Ayşe Dursun ist Doktorandin am Institut für Politikwissenschaft an der Universität Wien und seit März 2016 Marietta-Blau-Stipendiatin. Zu ihren Forschungsinteressen zählen soziale Bewegungen mit besonderem Fokus auf Frauenbewegungen in der Türkei, Gleichstellungspolitiken und Migration. Sie studierte Politikwissenschaft und Anglistik an der Goethe Universität in Frankfurt am Main. Im Magazin für Menschenrechte Nr. 42 hat Ayşe einen ausführlicheren Artikel zu diesem Thema veröffentlicht.

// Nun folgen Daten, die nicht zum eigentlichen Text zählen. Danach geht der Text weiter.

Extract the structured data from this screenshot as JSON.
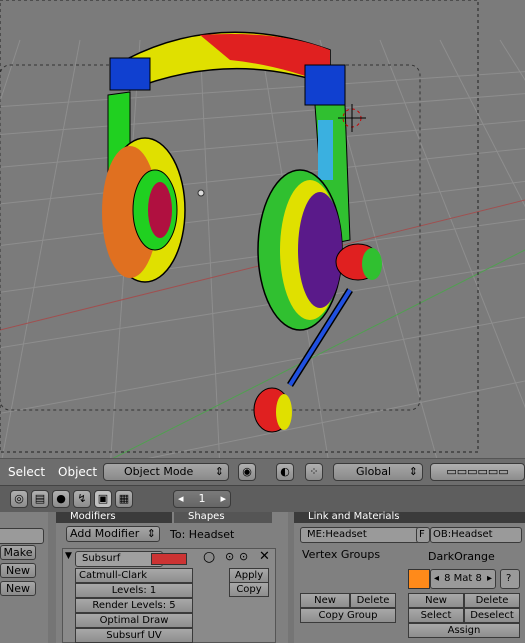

Mit steigendem Konservatismus und Nationalismus rücken bestimmte Werte wie Komplementarität (statt Geschlechtergerechtigkeit) und Praktiken wie Strafmilderungen für männliche Gewalttäter aufgrund von „ungerechter Provokation“ von Frauen zunehmend in den Vordergrund. In der Türkei spricht man aber nicht nur von wachsender Repression, sondern auch von wachsendem Widerstand, in dem bestehende Verhältnisse hinterfragt und politische Alternativen ausverhandelt und erprobt werden. Die Frauenbewegungen stellen heute eine besonders wichtige Quelle für progressive gesellschaftliche Transformation dar, denn in Zeiten des Krieges (im Land als auch in der Region) werden Themen wie „nationale Sicherheit“ und „Geopolitik“ besonders prominent diskutiert, während frauenpolitische Themen in den Hintergrund gedrängt werden. Die von Feministinnen und anderen progressiven Frauengruppen vorangetriebenen Ideen und Vorstellungen haben das Potenzial, den Ursachen (Ausbeutung, Akkumulation, Konkurrenz, Gewalt) bestehender Krisen entgegenzuwirken.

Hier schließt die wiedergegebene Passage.